Materials and Methods:
Volumetric pancreas segmentation using 3D Slicer was done on a dataset [portal venous CTs, slice thickness (ST) = 5mm] with morphologically normal pancreas in 422 patients with T2DM (mean age=63 years; male: female=0.8:1) and 456 controls (mean age=64 years; male: female=1.1:1). Data were randomly split into training (n=600; 300 each of T2DM and controls) and test sets (n=278; 122 T2DM, 156 controls). Pre-processing included: modified soft tissue window (level 50 HU, width 500 HU); rescaling to range 0-255; resampling to 0.75 x 0.75 x 2-mm (in-plane x ST). Using a bin width of 25,107 features (shape, first order, and texture features) were extracted using PyRadiomics. Multiple feature selection methods were tested. Four classifiers: logistic regression, SVMs, random forests, and XGBoost - were built using selected features. Parameters were chosen through a 3-fold cross-validation grid search on the training set. Model with the highest performance was evaluated on the independent test set.

Results:
Mean (range) age of T2DM and control cohorts in the test set was 63 (32-90) and 64 (35-89) years, respectively. Mean (range) T2DM duration was 4.6 (0-15.7) years. Patients with T2DM were on insulin (n=16, 13%), oral antidiabetics (n=25, 20.5%), both (n=49, 40%), or no medications (n=32, 26%).
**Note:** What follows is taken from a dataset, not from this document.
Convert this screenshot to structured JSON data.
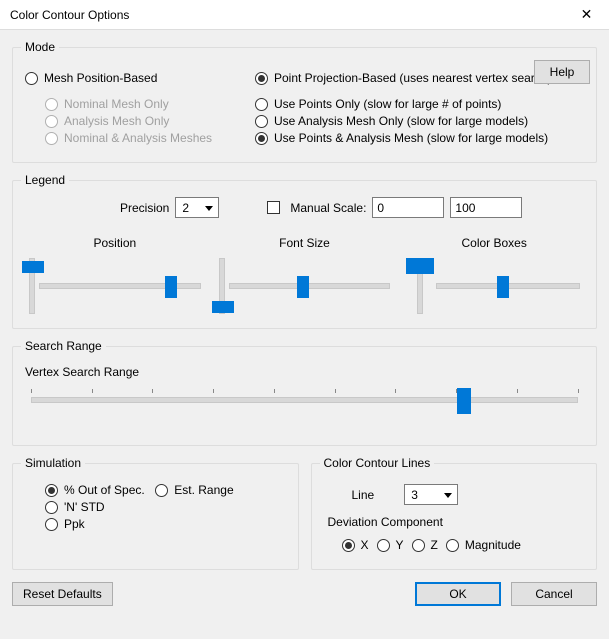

In cross validation, XGBoost model (n_estimators=100, gamma=0.1, max_depth=4, lambda=10, learning_rate=0.01), which was based on the top 10 features selected according to the ANOVA F-value, had the highest performance [accuracy: 0.673 (0.012), area under the curve (AUC) 0.691 (0.025)]. On the test set, the model correctly classified 73 (60%) T2DM CT scans and 97 (62.2%) controls, which translated to accuracy and AUC of 0.61 (0.02) and 0.65 (0.014), respectively. Model’s performance was similar across genders (p=0.6), CT STs (accuracy 58% on ST <3 mm vs 64% on ST >3 mm; p=0.4) and vendors (accuracy 59.2% on CTs from Siemens vs 76% on CTs from others; p=0.1). Mean (range) T2DM duration (in years) was similar for correctly classified [4.5 (0-15.4)] vs misclassified CTs [4.8 (0-15.7)] (p=0.8). There was no difference in the distribution of correctly classified vs. misclassified T2DM CT scans with regards to type of antidiabetic medication: insulin (22% vs. 8%), oral antidiabetics (9% vs 18%), both (41% vs 39%) (p=0.6). Mean (range) duration (in years) of antidiabetic medications was also similar for correctly classified [5.4 (0-15)] vs misclassified CTs [5 (0-13)] (p=0.4).

Conclusion:
ML classifier based on radiomics extracted from a morphologically normal pancreas could differentiate patients with T2DM vs unaffected subjects. Prospective validation on enriched multicenter datasets could offer the prospect of opportunistic CT detection of undiagnosed or unsuspected T2DM.